How did I come up with that? Naturally. I used my own feelings toward my son to design Ichabod. Still, I wondered if there had to be something different since Windemere is a magical world. That’s where the trophy collection came from. I don’t always make it clear what Ichabod takes back for his son, but he has a trinket from every adventure. This is because he has a dangerous job and wants his son to have things that remind him of the man he is. These are physical items, but he will have stories written down for each one and goes over the collection with his son all the time. More that he answers questions and lets him examine the safer items. Not that there is anything dangerous, but he wants to be careful.
The more I write this post and think, the more I realize that you don’t see a lot of fatherhood in fantasy. They really do get placed more often as fallen heroes, drunks, absent, abusive, dead, and other roles that don’t involve raising the child.
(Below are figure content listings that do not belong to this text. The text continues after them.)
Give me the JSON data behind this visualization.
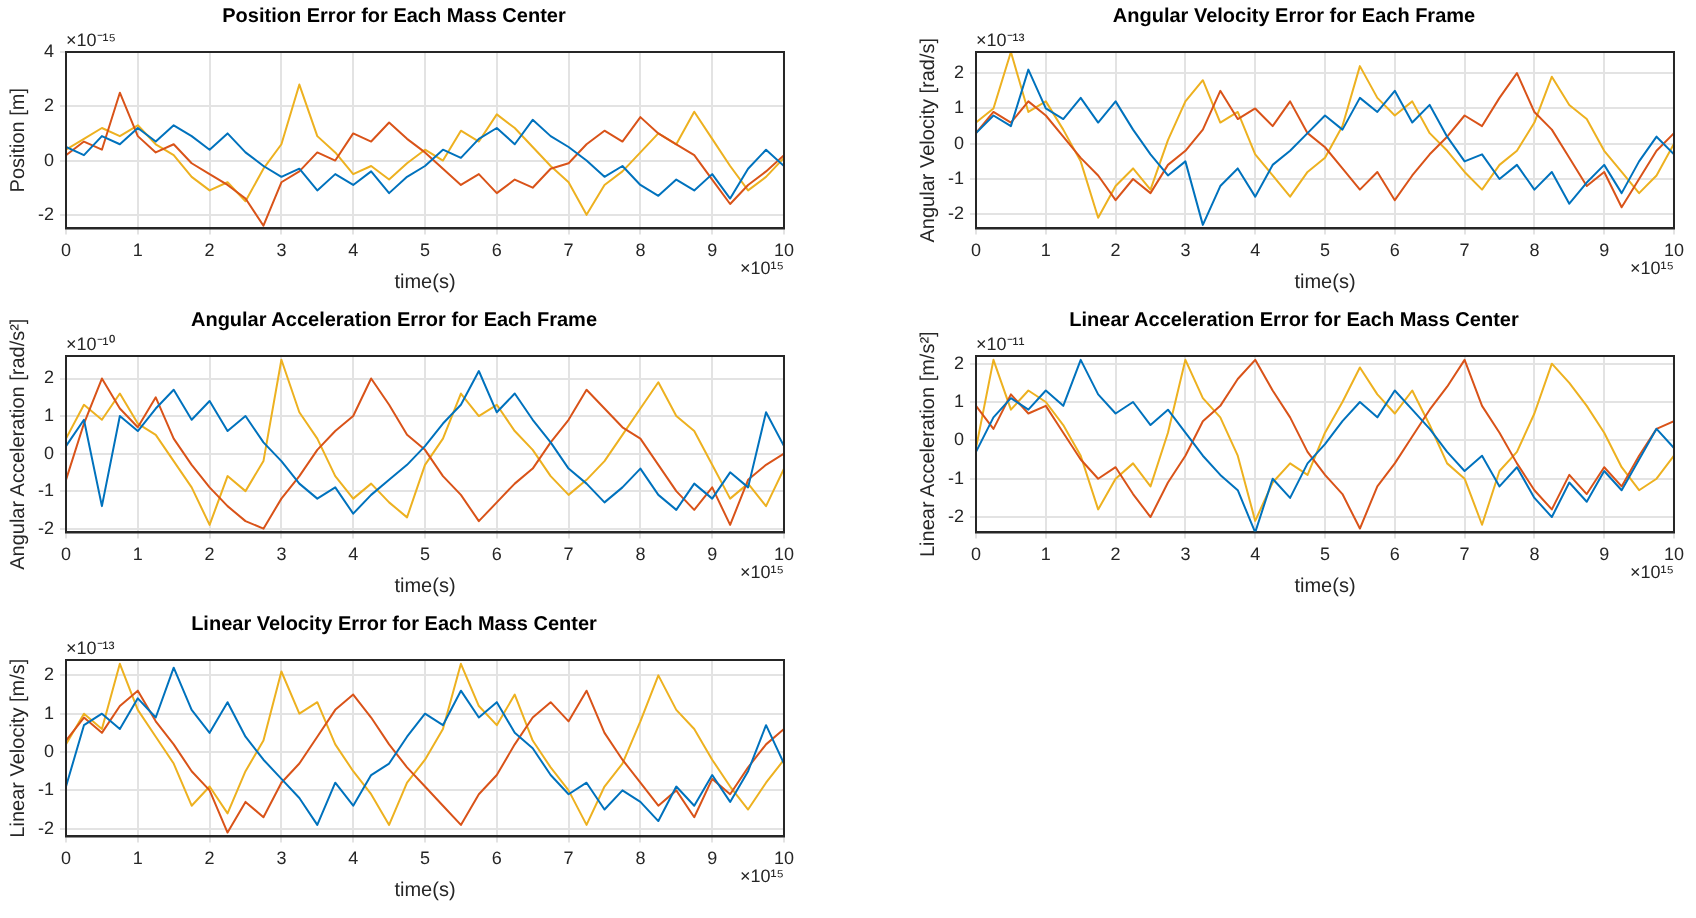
{
  "chart_data": [
    {
      "type": "line",
      "title": "Position Error for Each Mass Center",
      "xlabel": "time(s)",
      "ylabel": "Position [m]",
      "annotations": [
        "×10⁻¹⁵",
        "×10¹⁵"
      ],
      "grid": true,
      "xlim": [
        0,
        10
      ],
      "xticks": [
        0,
        1,
        2,
        3,
        4,
        5,
        6,
        7,
        8,
        9,
        10
      ],
      "ylim": [
        -2.5,
        4
      ],
      "yticks": [
        -2,
        0,
        2,
        4
      ],
      "x": [
        0,
        0.25,
        0.5,
        0.75,
        1,
        1.25,
        1.5,
        1.75,
        2,
        2.25,
        2.5,
        2.75,
        3,
        3.25,
        3.5,
        3.75,
        4,
        4.25,
        4.5,
        4.75,
        5,
        5.25,
        5.5,
        5.75,
        6,
        6.25,
        6.5,
        6.75,
        7,
        7.25,
        7.5,
        7.75,
        8,
        8.25,
        8.5,
        8.75,
        9,
        9.25,
        9.5,
        9.75,
        10
      ],
      "series": [
        {
          "color": "#0072bd",
          "values": [
            0.5,
            0.2,
            0.9,
            0.6,
            1.2,
            0.7,
            1.3,
            0.9,
            0.4,
            1.0,
            0.3,
            -0.2,
            -0.6,
            -0.3,
            -1.1,
            -0.5,
            -0.9,
            -0.4,
            -1.2,
            -0.6,
            -0.2,
            0.4,
            0.1,
            0.8,
            1.2,
            0.6,
            1.5,
            0.9,
            0.5,
            0.0,
            -0.6,
            -0.2,
            -0.9,
            -1.3,
            -0.7,
            -1.1,
            -0.5,
            -1.4,
            -0.3,
            0.4,
            -0.2
          ]
        },
        {
          "color": "#d95319",
          "values": [
            0.2,
            0.7,
            0.4,
            2.5,
            0.9,
            0.3,
            0.6,
            -0.1,
            -0.5,
            -0.9,
            -1.4,
            -2.4,
            -0.8,
            -0.4,
            0.3,
            0.0,
            1.0,
            0.7,
            1.4,
            0.8,
            0.3,
            -0.3,
            -0.9,
            -0.5,
            -1.2,
            -0.7,
            -1.0,
            -0.3,
            -0.1,
            0.6,
            1.1,
            0.7,
            1.6,
            1.0,
            0.6,
            0.2,
            -0.7,
            -1.6,
            -0.9,
            -0.4,
            0.2
          ]
        },
        {
          "color": "#edb120",
          "values": [
            0.4,
            0.8,
            1.2,
            0.9,
            1.3,
            0.6,
            0.2,
            -0.6,
            -1.1,
            -0.8,
            -1.5,
            -0.3,
            0.6,
            2.8,
            0.9,
            0.3,
            -0.5,
            -0.2,
            -0.7,
            -0.1,
            0.4,
            0.0,
            1.1,
            0.7,
            1.7,
            1.2,
            0.5,
            -0.2,
            -0.8,
            -2.0,
            -0.9,
            -0.4,
            0.3,
            1.0,
            0.6,
            1.8,
            0.8,
            -0.2,
            -1.1,
            -0.6,
            0.1
          ]
        }
      ]
    },
    {
      "type": "line",
      "title": "Angular Velocity Error for Each Frame",
      "xlabel": "time(s)",
      "ylabel": "Angular Velocity [rad/s]",
      "annotations": [
        "×10⁻¹³",
        "×10¹⁵"
      ],
      "grid": true,
      "xlim": [
        0,
        10
      ],
      "xticks": [
        0,
        1,
        2,
        3,
        4,
        5,
        6,
        7,
        8,
        9,
        10
      ],
      "ylim": [
        -2.4,
        2.6
      ],
      "yticks": [
        -2,
        -1,
        0,
        1,
        2
      ],
      "x": [
        0,
        0.25,
        0.5,
        0.75,
        1,
        1.25,
        1.5,
        1.75,
        2,
        2.25,
        2.5,
        2.75,
        3,
        3.25,
        3.5,
        3.75,
        4,
        4.25,
        4.5,
        4.75,
        5,
        5.25,
        5.5,
        5.75,
        6,
        6.25,
        6.5,
        6.75,
        7,
        7.25,
        7.5,
        7.75,
        8,
        8.25,
        8.5,
        8.75,
        9,
        9.25,
        9.5,
        9.75,
        10
      ],
      "series": [
        {
          "color": "#0072bd",
          "values": [
            0.3,
            0.8,
            0.5,
            2.1,
            1.0,
            0.7,
            1.3,
            0.6,
            1.2,
            0.4,
            -0.3,
            -0.9,
            -0.5,
            -2.3,
            -1.2,
            -0.7,
            -1.5,
            -0.6,
            -0.2,
            0.3,
            0.8,
            0.4,
            1.3,
            0.9,
            1.5,
            0.6,
            1.1,
            0.2,
            -0.5,
            -0.3,
            -1.0,
            -0.6,
            -1.3,
            -0.8,
            -1.7,
            -1.1,
            -0.6,
            -1.4,
            -0.5,
            0.2,
            -0.3
          ]
        },
        {
          "color": "#d95319",
          "values": [
            0.3,
            0.9,
            0.6,
            1.2,
            0.8,
            0.2,
            -0.4,
            -0.9,
            -1.6,
            -1.0,
            -1.4,
            -0.6,
            -0.2,
            0.4,
            1.5,
            0.7,
            1.0,
            0.5,
            1.2,
            0.3,
            -0.1,
            -0.7,
            -1.3,
            -0.8,
            -1.6,
            -0.9,
            -0.3,
            0.2,
            0.8,
            0.5,
            1.3,
            2.0,
            0.9,
            0.4,
            -0.4,
            -1.2,
            -0.8,
            -1.8,
            -1.0,
            -0.2,
            0.3
          ]
        },
        {
          "color": "#edb120",
          "values": [
            0.6,
            1.0,
            2.6,
            0.9,
            1.2,
            0.4,
            -0.5,
            -2.1,
            -1.2,
            -0.7,
            -1.3,
            0.1,
            1.2,
            1.8,
            0.6,
            0.9,
            -0.3,
            -0.9,
            -1.5,
            -0.8,
            -0.4,
            0.5,
            2.2,
            1.3,
            0.8,
            1.2,
            0.3,
            -0.2,
            -0.8,
            -1.3,
            -0.6,
            -0.2,
            0.6,
            1.9,
            1.1,
            0.7,
            -0.2,
            -0.8,
            -1.4,
            -0.9,
            0.0
          ]
        }
      ]
    },
    {
      "type": "line",
      "title": "Angular Acceleration Error for Each Frame",
      "xlabel": "time(s)",
      "ylabel": "Angular Acceleration [rad/s²]",
      "annotations": [
        "×10⁻¹⁰",
        "×10¹⁵"
      ],
      "grid": true,
      "xlim": [
        0,
        10
      ],
      "xticks": [
        0,
        1,
        2,
        3,
        4,
        5,
        6,
        7,
        8,
        9,
        10
      ],
      "ylim": [
        -2.1,
        2.6
      ],
      "yticks": [
        -2,
        -1,
        0,
        1,
        2
      ],
      "x": [
        0,
        0.25,
        0.5,
        0.75,
        1,
        1.25,
        1.5,
        1.75,
        2,
        2.25,
        2.5,
        2.75,
        3,
        3.25,
        3.5,
        3.75,
        4,
        4.25,
        4.5,
        4.75,
        5,
        5.25,
        5.5,
        5.75,
        6,
        6.25,
        6.5,
        6.75,
        7,
        7.25,
        7.5,
        7.75,
        8,
        8.25,
        8.5,
        8.75,
        9,
        9.25,
        9.5,
        9.75,
        10
      ],
      "series": [
        {
          "color": "#0072bd",
          "values": [
            0.2,
            0.9,
            -1.4,
            1.0,
            0.6,
            1.2,
            1.7,
            0.9,
            1.4,
            0.6,
            1.0,
            0.3,
            -0.2,
            -0.8,
            -1.2,
            -0.9,
            -1.6,
            -1.1,
            -0.7,
            -0.3,
            0.2,
            0.8,
            1.3,
            2.2,
            1.1,
            1.6,
            0.9,
            0.3,
            -0.4,
            -0.8,
            -1.3,
            -0.9,
            -0.4,
            -1.1,
            -1.5,
            -0.8,
            -1.2,
            -0.5,
            -0.9,
            1.1,
            0.2
          ]
        },
        {
          "color": "#d95319",
          "values": [
            -0.7,
            0.8,
            2.0,
            1.2,
            0.7,
            1.5,
            0.4,
            -0.3,
            -0.9,
            -1.4,
            -1.8,
            -2.0,
            -1.2,
            -0.6,
            0.1,
            0.6,
            1.0,
            2.0,
            1.3,
            0.5,
            0.1,
            -0.6,
            -1.1,
            -1.8,
            -1.3,
            -0.8,
            -0.4,
            0.3,
            0.9,
            1.7,
            1.2,
            0.7,
            0.4,
            -0.3,
            -1.0,
            -1.5,
            -0.9,
            -1.9,
            -0.7,
            -0.3,
            0.0
          ]
        },
        {
          "color": "#edb120",
          "values": [
            0.4,
            1.3,
            0.9,
            1.6,
            0.8,
            0.5,
            -0.2,
            -0.9,
            -1.9,
            -0.6,
            -1.0,
            -0.2,
            2.5,
            1.1,
            0.4,
            -0.6,
            -1.2,
            -0.8,
            -1.3,
            -1.7,
            -0.3,
            0.4,
            1.6,
            1.0,
            1.3,
            0.6,
            0.1,
            -0.6,
            -1.1,
            -0.7,
            -0.2,
            0.5,
            1.2,
            1.9,
            1.0,
            0.6,
            -0.3,
            -1.2,
            -0.8,
            -1.4,
            -0.4
          ]
        }
      ]
    },
    {
      "type": "line",
      "title": "Linear Acceleration Error for Each Mass Center",
      "xlabel": "time(s)",
      "ylabel": "Linear Acceleration [m/s²]",
      "annotations": [
        "×10⁻¹¹",
        "×10¹⁵"
      ],
      "grid": true,
      "xlim": [
        0,
        10
      ],
      "xticks": [
        0,
        1,
        2,
        3,
        4,
        5,
        6,
        7,
        8,
        9,
        10
      ],
      "ylim": [
        -2.4,
        2.2
      ],
      "yticks": [
        -2,
        -1,
        0,
        1,
        2
      ],
      "x": [
        0,
        0.25,
        0.5,
        0.75,
        1,
        1.25,
        1.5,
        1.75,
        2,
        2.25,
        2.5,
        2.75,
        3,
        3.25,
        3.5,
        3.75,
        4,
        4.25,
        4.5,
        4.75,
        5,
        5.25,
        5.5,
        5.75,
        6,
        6.25,
        6.5,
        6.75,
        7,
        7.25,
        7.5,
        7.75,
        8,
        8.25,
        8.5,
        8.75,
        9,
        9.25,
        9.5,
        9.75,
        10
      ],
      "series": [
        {
          "color": "#0072bd",
          "values": [
            -0.3,
            0.6,
            1.1,
            0.8,
            1.3,
            0.9,
            2.1,
            1.2,
            0.7,
            1.0,
            0.4,
            0.8,
            0.2,
            -0.4,
            -0.9,
            -1.3,
            -2.4,
            -1.0,
            -1.5,
            -0.6,
            -0.1,
            0.5,
            1.0,
            0.6,
            1.3,
            0.8,
            0.3,
            -0.3,
            -0.8,
            -0.4,
            -1.2,
            -0.7,
            -1.5,
            -2.0,
            -1.1,
            -1.6,
            -0.8,
            -1.3,
            -0.5,
            0.3,
            -0.2
          ]
        },
        {
          "color": "#d95319",
          "values": [
            0.9,
            0.3,
            1.2,
            0.7,
            0.9,
            0.2,
            -0.5,
            -1.0,
            -0.7,
            -1.4,
            -2.0,
            -1.1,
            -0.4,
            0.5,
            0.9,
            1.6,
            2.1,
            1.3,
            0.6,
            -0.3,
            -0.9,
            -1.4,
            -2.3,
            -1.2,
            -0.6,
            0.1,
            0.8,
            1.4,
            2.1,
            0.9,
            0.2,
            -0.6,
            -1.3,
            -1.8,
            -0.9,
            -1.4,
            -0.7,
            -1.2,
            -0.4,
            0.3,
            0.5
          ]
        },
        {
          "color": "#edb120",
          "values": [
            -0.2,
            2.1,
            0.8,
            1.3,
            1.0,
            0.4,
            -0.4,
            -1.8,
            -1.0,
            -0.6,
            -1.2,
            0.2,
            2.1,
            1.1,
            0.6,
            -0.4,
            -2.1,
            -1.1,
            -0.6,
            -0.9,
            0.2,
            1.0,
            1.9,
            1.2,
            0.7,
            1.3,
            0.4,
            -0.6,
            -1.0,
            -2.2,
            -0.8,
            -0.3,
            0.7,
            2.0,
            1.5,
            0.9,
            0.2,
            -0.7,
            -1.3,
            -1.0,
            -0.4
          ]
        }
      ]
    },
    {
      "type": "line",
      "title": "Linear Velocity Error for Each Mass Center",
      "xlabel": "time(s)",
      "ylabel": "Linear Velocity [m/s]",
      "annotations": [
        "×10⁻¹³",
        "×10¹⁵"
      ],
      "grid": true,
      "xlim": [
        0,
        10
      ],
      "xticks": [
        0,
        1,
        2,
        3,
        4,
        5,
        6,
        7,
        8,
        9,
        10
      ],
      "ylim": [
        -2.2,
        2.4
      ],
      "yticks": [
        -2,
        -1,
        0,
        1,
        2
      ],
      "x": [
        0,
        0.25,
        0.5,
        0.75,
        1,
        1.25,
        1.5,
        1.75,
        2,
        2.25,
        2.5,
        2.75,
        3,
        3.25,
        3.5,
        3.75,
        4,
        4.25,
        4.5,
        4.75,
        5,
        5.25,
        5.5,
        5.75,
        6,
        6.25,
        6.5,
        6.75,
        7,
        7.25,
        7.5,
        7.75,
        8,
        8.25,
        8.5,
        8.75,
        9,
        9.25,
        9.5,
        9.75,
        10
      ],
      "series": [
        {
          "color": "#0072bd",
          "values": [
            -0.9,
            0.7,
            1.0,
            0.6,
            1.4,
            0.9,
            2.2,
            1.1,
            0.5,
            1.3,
            0.4,
            -0.2,
            -0.7,
            -1.2,
            -1.9,
            -0.8,
            -1.4,
            -0.6,
            -0.3,
            0.4,
            1.0,
            0.7,
            1.6,
            0.9,
            1.3,
            0.5,
            0.1,
            -0.6,
            -1.1,
            -0.8,
            -1.5,
            -1.0,
            -1.3,
            -1.8,
            -0.9,
            -1.4,
            -0.6,
            -1.3,
            -0.5,
            0.7,
            -0.3
          ]
        },
        {
          "color": "#d95319",
          "values": [
            0.3,
            0.9,
            0.5,
            1.2,
            1.6,
            0.8,
            0.2,
            -0.5,
            -1.0,
            -2.1,
            -1.3,
            -1.7,
            -0.8,
            -0.3,
            0.4,
            1.1,
            1.5,
            0.9,
            0.2,
            -0.4,
            -0.9,
            -1.4,
            -1.9,
            -1.1,
            -0.6,
            0.2,
            0.9,
            1.3,
            0.8,
            1.6,
            0.5,
            -0.2,
            -0.8,
            -1.4,
            -1.0,
            -1.7,
            -0.7,
            -1.1,
            -0.4,
            0.2,
            0.6
          ]
        },
        {
          "color": "#edb120",
          "values": [
            0.2,
            1.0,
            0.6,
            2.3,
            1.1,
            0.4,
            -0.3,
            -1.4,
            -0.9,
            -1.6,
            -0.5,
            0.3,
            2.1,
            1.0,
            1.3,
            0.2,
            -0.5,
            -1.1,
            -1.9,
            -0.8,
            -0.2,
            0.6,
            2.3,
            1.2,
            0.7,
            1.5,
            0.3,
            -0.4,
            -1.0,
            -1.9,
            -0.9,
            -0.3,
            0.8,
            2.0,
            1.1,
            0.6,
            -0.2,
            -0.9,
            -1.5,
            -0.8,
            -0.2
          ]
        }
      ]
    }
  ]
}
Am I complaining? A little bit because I’m at a stage where I’d like to see more male characters find balance between family and the big job. Maybe it is because we connect fantasy to a period of history where men didn’t do much, if anything, for child-rearing. Maybe male characters are simply more expendable because we’re used to them dying in droves. I just can’t figure out why the closest things I had to getting help with Ichabod was thinking about myself and remembering ‘Lone Wolf & Cub’. Only difference is that Ichabod’s son doesn’t go on the adventures, which might be for the best.
Anyway, what do you think about fathers in fiction? Is there a change to this role that you would like to see?